= Richard Turner (rector) =

Richard Turner (1724? – 12 April 1791) was an English divine and author.

==Biography==
Turner was born in 1723 or 1724, was the son of Thomas Turner of Great Webly, Worcestershire. He matriculated from Magdalen Hall, Oxford, on 14 July 1748. He became chaplain to the Countess Dowager of Wigton, and on 11 June 1754 was instituted vicar of Elmley Castle in Worcestershire. On 19 June of the same year he was appointed rector of Little Comberton. In 1785 he received the honorary degree of LL.D. from Glasgow University. He died on 12 April 1791 and was buried at Norton-juxta-Kempsey in Worcestershire. He married Sarah, only sister of James Greene, a barrister, of Burford, Shropshire.

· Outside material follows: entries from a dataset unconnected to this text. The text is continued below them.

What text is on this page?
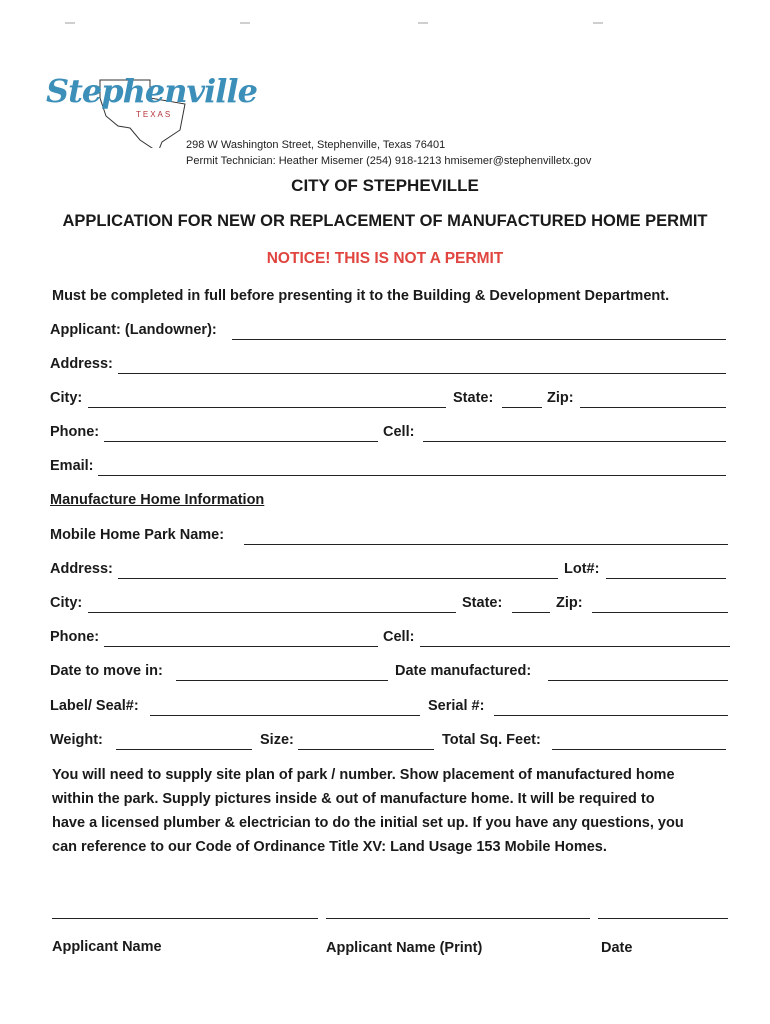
Stephenville
TEXAS
298 W Washington Street, Stephenville, Texas 76401
Permit Technician: Heather Misemer (254) 918-1213 hmisemer@stephenvilletx.gov
CITY OF STEPHEVILLE
APPLICATION FOR NEW OR REPLACEMENT OF MANUFACTURED HOME PERMIT
NOTICE! THIS IS NOT A PERMIT
Must be completed in full before presenting it to the Building & Development Department.
Applicant: (Landowner):
Address:
City:	State:	Zip:
Phone:	Cell:
Email:
Manufacture Home Information
Mobile Home Park Name:
Address:	Lot#:
City:	State:	Zip:
Phone:	Cell:
Date to move in:	Date manufactured:
Label/ Seal#:	Serial #:
Weight:	Size:	Total Sq. Feet:
You will need to supply site plan of park / number. Show placement of manufactured home
within the park. Supply pictures inside & out of manufacture home. It will be required to
have a licensed plumber & electrician to do the initial set up. If you have any questions, you
can reference to our Code of Ordinance Title XV: Land Usage 153 Mobile Homes.
Applicant Name	Applicant Name (Print)	Date
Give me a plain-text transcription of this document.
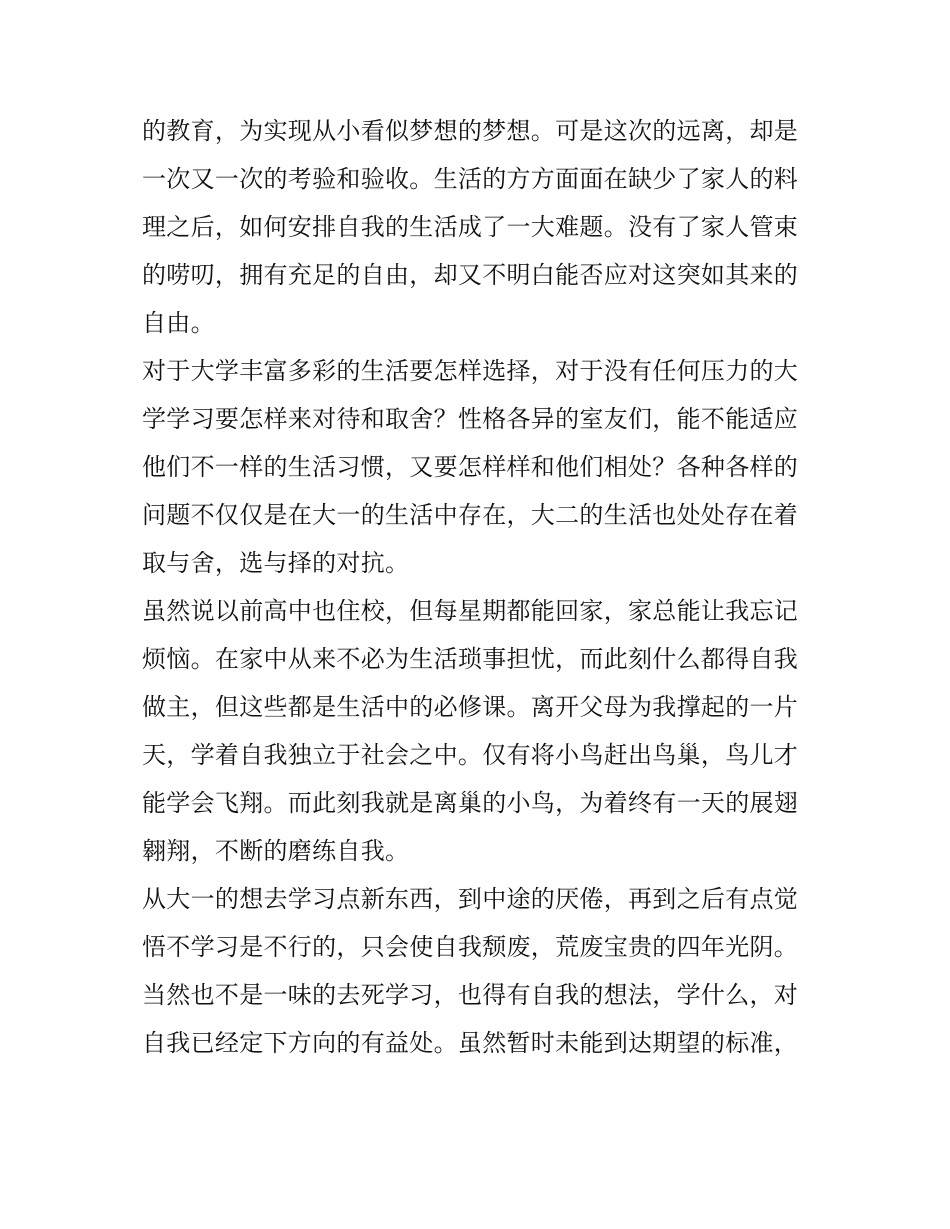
的教育，为实现从小看似梦想的梦想。可是这次的远离，却是
一次又一次的考验和验收。生活的方方面面在缺少了家人的料
理之后，如何安排自我的生活成了一大难题。没有了家人管束
的唠叨，拥有充足的自由，却又不明白能否应对这突如其来的
自由。
对于大学丰富多彩的生活要怎样选择，对于没有任何压力的大
学学习要怎样来对待和取舍？性格各异的室友们，能不能适应
他们不一样的生活习惯，又要怎样样和他们相处？各种各样的
问题不仅仅是在大一的生活中存在，大二的生活也处处存在着
取与舍，选与择的对抗。
虽然说以前高中也住校，但每星期都能回家，家总能让我忘记
烦恼。在家中从来不必为生活琐事担忧，而此刻什么都得自我
做主，但这些都是生活中的必修课。离开父母为我撑起的一片
天，学着自我独立于社会之中。仅有将小鸟赶出鸟巢，鸟儿才
能学会飞翔。而此刻我就是离巢的小鸟，为着终有一天的展翅
翱翔，不断的磨练自我。
从大一的想去学习点新东西，到中途的厌倦，再到之后有点觉
悟不学习是不行的，只会使自我颓废，荒废宝贵的四年光阴。
当然也不是一味的去死学习，也得有自我的想法，学什么，对
自我已经定下方向的有益处。虽然暂时未能到达期望的标准，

She died in 1801. By her he had three sons—Thomas and Richard, who are separately noticed, and Edward, a general in the Indian Army—and two daughters.

==Works==
Turner was author of:
- "The Young Gauger's best Instructor," London, 1762, 8vo.
- "A View of the Earth: a short but comprehensive System of Modern Geography," London, 1762, 8vo.
- "Plain [sic] Trigonometry rendered easy and familiar by Calculations in Arithmetic only," London, 1765, fol.; new ed. 1778.
- "View of the Heavens, being a System of Modern Astronomy," London, 1783, fol.
- "The Young Geometrician's Companion,’ London, 1787, 12mo. 6. ‘An Account of a System of Education," London, 1791, 8vo.

Turner's portrait, painted by Albert, was engraved by Stainier in 1787.